Injured workers in Colorado have to work by official deadlines. If they miss a date by one day, their chance of winning a claim could be lost.
The respondent to your claim has 30 days from the day that you reach your Maximum Medical Improvement to file a final admission of liability. The deadline for filing an objection to the final admission is within 30 days.
A workplace injury is reported to the employer in writing within four days, according to the Workers' Compensation Act of Colorado. Then, the employee is provided a list of employer-designated medical providers to choose from.
Two years is the deadline to file a claim for workers' compensation after the injury date. Not filing by the deadline means the claim will not be considered. The injured worker continues to receive payments for benefits until reaching his or her Maximum Medical Improvement.

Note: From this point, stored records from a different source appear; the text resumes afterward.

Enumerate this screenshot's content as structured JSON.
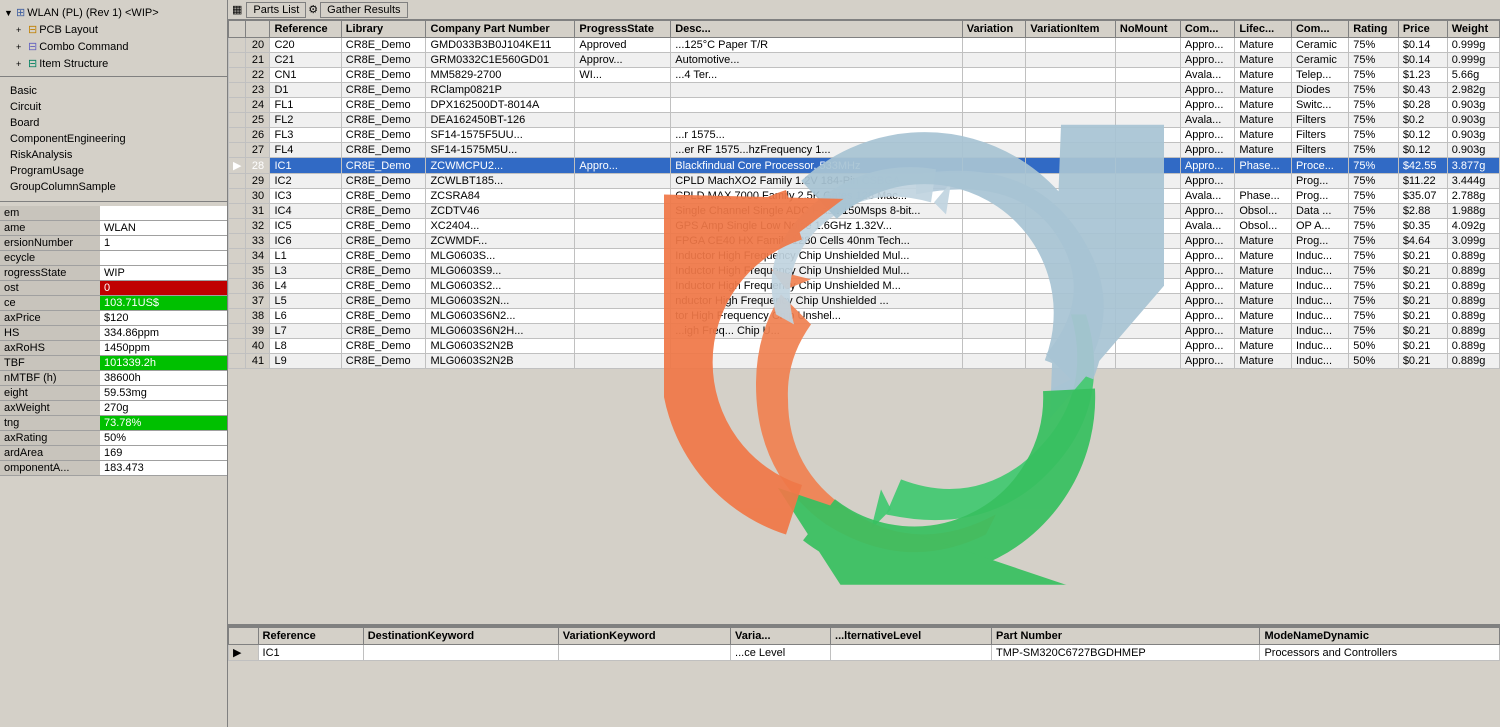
{
  "sidebar": {
    "tree": [
      {
        "label": "WLAN (PL) (Rev 1) <WIP>",
        "level": 0,
        "expanded": true
      },
      {
        "label": "PCB Layout",
        "level": 1,
        "icon": "pcb"
      },
      {
        "label": "Combo Command",
        "level": 1,
        "icon": "combo"
      },
      {
        "label": "Item Structure",
        "level": 1,
        "icon": "item"
      }
    ],
    "nav": [
      {
        "label": "Basic"
      },
      {
        "label": "Circuit"
      },
      {
        "label": "Board"
      },
      {
        "label": "ComponentEngineering"
      },
      {
        "label": "RiskAnalysis"
      },
      {
        "label": "ProgramUsage"
      },
      {
        "label": "GroupColumnSample"
      }
    ],
    "props": [
      {
        "key": "em",
        "value": ""
      },
      {
        "key": "ame",
        "value": "WLAN"
      },
      {
        "key": "ersionNumber",
        "value": "1"
      },
      {
        "key": "ecycle",
        "value": ""
      },
      {
        "key": "rogressState",
        "value": "WIP"
      },
      {
        "key": "ost",
        "value": "0",
        "color": "red"
      },
      {
        "key": "ce",
        "value": "103.71US$",
        "color": "green"
      },
      {
        "key": "axPrice",
        "value": "$120"
      },
      {
        "key": "HS",
        "value": "334.86ppm"
      },
      {
        "key": "axRoHS",
        "value": "1450ppm"
      },
      {
        "key": "TBF",
        "value": "101339.2h",
        "color": "green"
      },
      {
        "key": "nMTBF (h)",
        "value": "38600h"
      },
      {
        "key": "eight",
        "value": "59.53mg"
      },
      {
        "key": "axWeight",
        "value": "270g"
      },
      {
        "key": "tng",
        "value": "73.78%",
        "color": "green"
      },
      {
        "key": "axRating",
        "value": "50%"
      },
      {
        "key": "ardArea",
        "value": "169"
      },
      {
        "key": "omponentA...",
        "value": "183.473"
      }
    ]
  },
  "toolbar": {
    "parts_list_label": "Parts List",
    "gather_results_label": "Gather Results"
  },
  "top_table": {
    "columns": [
      "",
      "Reference",
      "Library",
      "Company Part Number",
      "ProgressState",
      "Desc...",
      "Variation",
      "VariationItem",
      "NoMount",
      "Com...",
      "Lifec...",
      "Com...",
      "Rating",
      "Price",
      "Weight"
    ],
    "rows": [
      {
        "num": "20",
        "ref": "C20",
        "lib": "CR8E_Demo",
        "cpn": "GMD033B3B0J104KE11",
        "state": "Approved",
        "desc": "...125°C Paper T/R",
        "variation": "",
        "varitem": "",
        "nomount": "",
        "com": "Appro...",
        "life": "Mature",
        "comp": "Ceramic",
        "rating": "75%",
        "price": "$0.14",
        "weight": "0.999g"
      },
      {
        "num": "21",
        "ref": "C21",
        "lib": "CR8E_Demo",
        "cpn": "GRM0332C1E560GD01",
        "state": "Approv...",
        "desc": "Automotive...",
        "variation": "",
        "varitem": "",
        "nomount": "",
        "com": "Appro...",
        "life": "Mature",
        "comp": "Ceramic",
        "rating": "75%",
        "price": "$0.14",
        "weight": "0.999g"
      },
      {
        "num": "22",
        "ref": "CN1",
        "lib": "CR8E_Demo",
        "cpn": "MM5829-2700",
        "state": "WI...",
        "desc": "...4 Ter...",
        "variation": "",
        "varitem": "",
        "nomount": "",
        "com": "Avala...",
        "life": "Mature",
        "comp": "Telep...",
        "rating": "75%",
        "price": "$1.23",
        "weight": "5.66g"
      },
      {
        "num": "23",
        "ref": "D1",
        "lib": "CR8E_Demo",
        "cpn": "RClamp0821P",
        "state": "",
        "desc": "",
        "variation": "",
        "varitem": "",
        "nomount": "",
        "com": "Appro...",
        "life": "Mature",
        "comp": "Diodes",
        "rating": "75%",
        "price": "$0.43",
        "weight": "2.982g"
      },
      {
        "num": "24",
        "ref": "FL1",
        "lib": "CR8E_Demo",
        "cpn": "DPX162500DT-8014A",
        "state": "",
        "desc": "",
        "variation": "",
        "varitem": "",
        "nomount": "",
        "com": "Appro...",
        "life": "Mature",
        "comp": "Switc...",
        "rating": "75%",
        "price": "$0.28",
        "weight": "0.903g"
      },
      {
        "num": "25",
        "ref": "FL2",
        "lib": "CR8E_Demo",
        "cpn": "DEA162450BT-126",
        "state": "",
        "desc": "",
        "variation": "",
        "varitem": "",
        "nomount": "",
        "com": "Avala...",
        "life": "Mature",
        "comp": "Filters",
        "rating": "75%",
        "price": "$0.2",
        "weight": "0.903g"
      },
      {
        "num": "26",
        "ref": "FL3",
        "lib": "CR8E_Demo",
        "cpn": "SF14-1575F5UU...",
        "state": "",
        "desc": "...r 1575...",
        "variation": "",
        "varitem": "",
        "nomount": "",
        "com": "Appro...",
        "life": "Mature",
        "comp": "Filters",
        "rating": "75%",
        "price": "$0.12",
        "weight": "0.903g"
      },
      {
        "num": "27",
        "ref": "FL4",
        "lib": "CR8E_Demo",
        "cpn": "SF14-1575M5U...",
        "state": "",
        "desc": "...er RF 1575...hzFrequency 1...",
        "variation": "",
        "varitem": "",
        "nomount": "",
        "com": "Appro...",
        "life": "Mature",
        "comp": "Filters",
        "rating": "75%",
        "price": "$0.12",
        "weight": "0.903g"
      },
      {
        "num": "28",
        "ref": "IC1",
        "lib": "CR8E_Demo",
        "cpn": "ZCWMCPU2...",
        "state": "Appro...",
        "desc": "Blackfindual Core Processor, 533MHz",
        "variation": "",
        "varitem": "",
        "nomount": "",
        "com": "Appro...",
        "life": "Phase...",
        "comp": "Proce...",
        "rating": "75%",
        "price": "$42.55",
        "weight": "3.877g",
        "selected": true
      },
      {
        "num": "29",
        "ref": "IC2",
        "lib": "CR8E_Demo",
        "cpn": "ZCWLBT185...",
        "state": "",
        "desc": "CPLD MachXO2 Family 1.2V 184-Pin CSBGA...",
        "variation": "",
        "varitem": "",
        "nomount": "",
        "com": "Appro...",
        "life": "",
        "comp": "Prog...",
        "rating": "75%",
        "price": "$11.22",
        "weight": "3.444g"
      },
      {
        "num": "30",
        "ref": "IC3",
        "lib": "CR8E_Demo",
        "cpn": "ZCSRA84",
        "state": "",
        "desc": "CPLD MAX 7000 Family 2.5K Gates 128 Mac...",
        "variation": "",
        "varitem": "",
        "nomount": "",
        "com": "Avala...",
        "life": "Phase...",
        "comp": "Prog...",
        "rating": "75%",
        "price": "$35.07",
        "weight": "2.788g"
      },
      {
        "num": "31",
        "ref": "IC4",
        "lib": "CR8E_Demo",
        "cpn": "ZCDTV46",
        "state": "",
        "desc": "Single Channel Single ADC Flash 150Msps 8-bit...",
        "variation": "",
        "varitem": "",
        "nomount": "",
        "com": "Appro...",
        "life": "Obsol...",
        "comp": "Data ...",
        "rating": "75%",
        "price": "$2.88",
        "weight": "1.988g"
      },
      {
        "num": "32",
        "ref": "IC5",
        "lib": "CR8E_Demo",
        "cpn": "XC2404...",
        "state": "",
        "desc": "GPS Amp Single Low Noise 1.6GHz 1.32V...",
        "variation": "",
        "varitem": "",
        "nomount": "",
        "com": "Avala...",
        "life": "Obsol...",
        "comp": "OP A...",
        "rating": "75%",
        "price": "$0.35",
        "weight": "4.092g"
      },
      {
        "num": "33",
        "ref": "IC6",
        "lib": "CR8E_Demo",
        "cpn": "ZCWMDF...",
        "state": "",
        "desc": "FPGA CE40 HX Family 1280 Cells 40nm Tech...",
        "variation": "",
        "varitem": "",
        "nomount": "",
        "com": "Appro...",
        "life": "Mature",
        "comp": "Prog...",
        "rating": "75%",
        "price": "$4.64",
        "weight": "3.099g"
      },
      {
        "num": "34",
        "ref": "L1",
        "lib": "CR8E_Demo",
        "cpn": "MLG0603S...",
        "state": "",
        "desc": "Inductor High Frequency Chip Unshielded Mul...",
        "variation": "",
        "varitem": "",
        "nomount": "",
        "com": "Appro...",
        "life": "Mature",
        "comp": "Induc...",
        "rating": "75%",
        "price": "$0.21",
        "weight": "0.889g"
      },
      {
        "num": "35",
        "ref": "L3",
        "lib": "CR8E_Demo",
        "cpn": "MLG0603S9...",
        "state": "",
        "desc": "Inductor High Frequency Chip Unshielded Mul...",
        "variation": "",
        "varitem": "",
        "nomount": "",
        "com": "Appro...",
        "life": "Mature",
        "comp": "Induc...",
        "rating": "75%",
        "price": "$0.21",
        "weight": "0.889g"
      },
      {
        "num": "36",
        "ref": "L4",
        "lib": "CR8E_Demo",
        "cpn": "MLG0603S2...",
        "state": "",
        "desc": "Inductor High Frequency Chip Unshielded M...",
        "variation": "",
        "varitem": "",
        "nomount": "",
        "com": "Appro...",
        "life": "Mature",
        "comp": "Induc...",
        "rating": "75%",
        "price": "$0.21",
        "weight": "0.889g"
      },
      {
        "num": "37",
        "ref": "L5",
        "lib": "CR8E_Demo",
        "cpn": "MLG0603S2N...",
        "state": "",
        "desc": "nductor High Frequency Chip Unshielded ...",
        "variation": "",
        "varitem": "",
        "nomount": "",
        "com": "Appro...",
        "life": "Mature",
        "comp": "Induc...",
        "rating": "75%",
        "price": "$0.21",
        "weight": "0.889g"
      },
      {
        "num": "38",
        "ref": "L6",
        "lib": "CR8E_Demo",
        "cpn": "MLG0603S6N2...",
        "state": "",
        "desc": "tor High Frequency Chip Unshel...",
        "variation": "",
        "varitem": "",
        "nomount": "",
        "com": "Appro...",
        "life": "Mature",
        "comp": "Induc...",
        "rating": "75%",
        "price": "$0.21",
        "weight": "0.889g"
      },
      {
        "num": "39",
        "ref": "L7",
        "lib": "CR8E_Demo",
        "cpn": "MLG0603S6N2H...",
        "state": "",
        "desc": "...igh Freq... Chip U...",
        "variation": "",
        "varitem": "",
        "nomount": "",
        "com": "Appro...",
        "life": "Mature",
        "comp": "Induc...",
        "rating": "75%",
        "price": "$0.21",
        "weight": "0.889g"
      },
      {
        "num": "40",
        "ref": "L8",
        "lib": "CR8E_Demo",
        "cpn": "MLG0603S2N2B",
        "state": "",
        "desc": "",
        "variation": "",
        "varitem": "",
        "nomount": "",
        "com": "Appro...",
        "life": "Mature",
        "comp": "Induc...",
        "rating": "50%",
        "price": "$0.21",
        "weight": "0.889g"
      },
      {
        "num": "41",
        "ref": "L9",
        "lib": "CR8E_Demo",
        "cpn": "MLG0603S2N2B",
        "state": "",
        "desc": "",
        "variation": "",
        "varitem": "",
        "nomount": "",
        "com": "Appro...",
        "life": "Mature",
        "comp": "Induc...",
        "rating": "50%",
        "price": "$0.21",
        "weight": "0.889g"
      }
    ]
  },
  "bottom_table": {
    "columns": [
      "",
      "Reference",
      "DestinationKeyword",
      "VariationKeyword",
      "Varia...",
      "...lternativeLevel",
      "Part Number",
      "ModeNameDynamic"
    ],
    "rows": [
      {
        "arrow": "▶",
        "ref": "IC1",
        "dest": "",
        "varkw": "",
        "varia": "...ce Level",
        "altlevel": "",
        "partnum": "TMP-SM320C6727BGDHMEP",
        "mode": "Processors and Controllers"
      }
    ]
  }
}
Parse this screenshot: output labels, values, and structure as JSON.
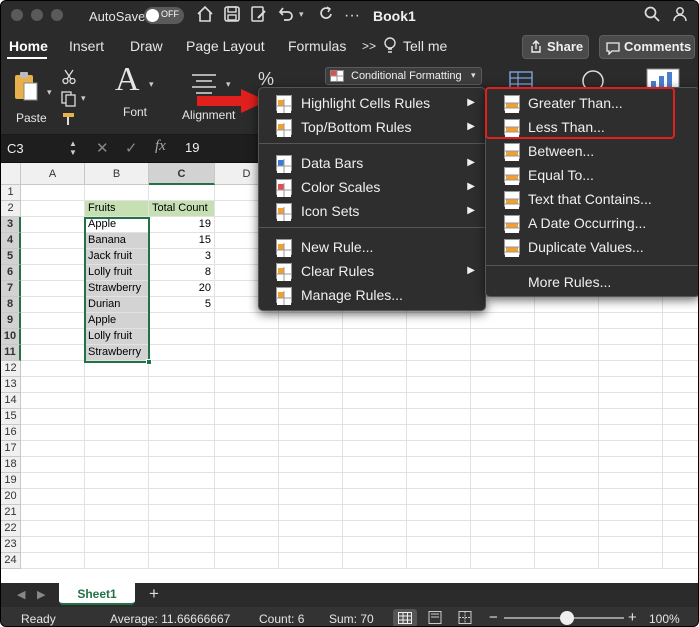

The importance of filing on time
There are several reasons why workers have to file compensation claims on time. An injured worker has an injury that requires immediate medical treatments, and the treatments add up to mounting bills. They need medical benefits, including lost wages, to cover their immediate expenses. In addition, filing is easier when the case is new. Filing as early as possible means using evidence from an incident that happened a few days or weeks ago.
Colorado has strict deadlines for a worker to file information about a workers' compensation case. There is a deadline to report your injury and another date to file your claim for the approval or denial of benefits. The rules and dates are outlined under the state's workers' comp laws.